A guest submits a booking inquiry through the Point Preserve Airbnb listing. The agent receives the inquiry as a webhook payload from OwnerRez. The payload includes: the guest's full name, email address, phone number, the requested dates, and a free-text message from the guest. (illustrative)

**Classification step**: the payload is classified `pii` at ingestion (guest name + contact data). The contamination rule applies: the entire payload is `pii`-class for this run.

**Context assembly**: the agent is assembling a draft response. It needs the requested dates (public) and a greeting. It must not include the guest's name or contact details in the model context window in raw form. The runtime substitutes `{GUEST_FIRST_NAME}` (a stub resolved from a redacted lookup) and passes only the dates and the anonymized message text to the model. A `context_assembly` log record is emitted with `redaction_applied: true`.
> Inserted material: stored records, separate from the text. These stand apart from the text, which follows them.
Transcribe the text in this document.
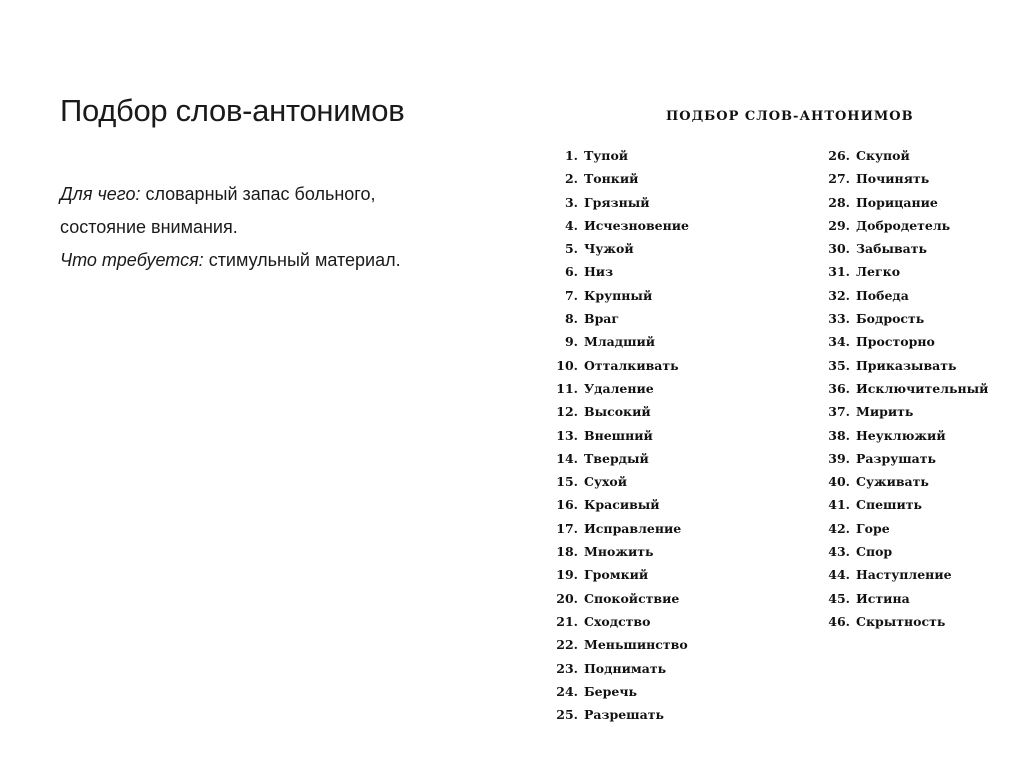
Подбор слов-антонимов

Для чего: словарный запас больного,

состояние внимания.

Что требуется: стимульный материал.

ПОДБОР СЛОВ-АНТОНИМОВ
1. Тупой
2. Тонкий
3. Грязный
4. Исчезновение
5. Чужой
6. Низ
7. Крупный
8. Враг
9. Младший
10. Отталкивать
11. Удаление
12. Высокий
13. Внешний
14. Твердый
15. Сухой
16. Красивый
17. Исправление
18. Множить
19. Громкий
20. Спокойствие
21. Сходство
22. Меньшинство
23. Поднимать
24. Беречь
25. Разрешать
26. Скупой
27. Починять
28. Порицание
29. Добродетель
30. Забывать
31. Легко
32. Победа
33. Бодрость
34. Просторно
35. Приказывать
36. Исключительный
37. Мирить
38. Неуклюжий
39. Разрушать
40. Суживать
41. Спешить
42. Горе
43. Спор
44. Наступление
45. Истина
46. Скрытность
**Free-text injection scan**: the guest message is scanned by the injection detector before assembly. In this run the message is benign ("Looking forward to the stay — do you allow pets?"). No injection-pattern match; the chunk passes with `confidence_band: high`.

**Draft output construction**: the model produces a draft reply. The runtime checks the output for raw PII before it reaches the HITL review queue. No raw PII detected; the draft is staged.

**HITL gate**: the draft targets `gmail-guest-draft`, which carries `control_level: human-approval` in the control list. A HITL gate is opened. The reviewer sees the draft reply (no raw PII), approves it, and the C10 record transitions `decision_origin: human-override`. The `gmail-send` tool remains blocked; the reviewer sends from their own Gmail session outside the agent.

**Provenance trail**: four log records emitted — context assembly (pii, redacted), injection scan (pass), tool argument construction (comms, authorized-sink verified), HITL gate opened and closed. No raw PII appears in any provenance record; all PII is behind the pointer in the OwnerRez authorized-sink record.

## 6. Maintenance and review

Data-class assignments at the source level are reviewed whenever: (a) a new connector is added to the control list, (b) a regulatory change affects the classification of data the agent handles (e.g., a FS § 501.171 amendment affecting Florida breach-notification scope [VERIFY]), or (c) a `pii-leak-risk` event fires in production. The injection detection threshold is reviewed as part of the quarterly adversarial-suite expansion in `s1-monitoring-rollout-postmortem`. New injection patterns discovered in the wild are added to the detection corpus and seeded into the adversarial suite as regression cases.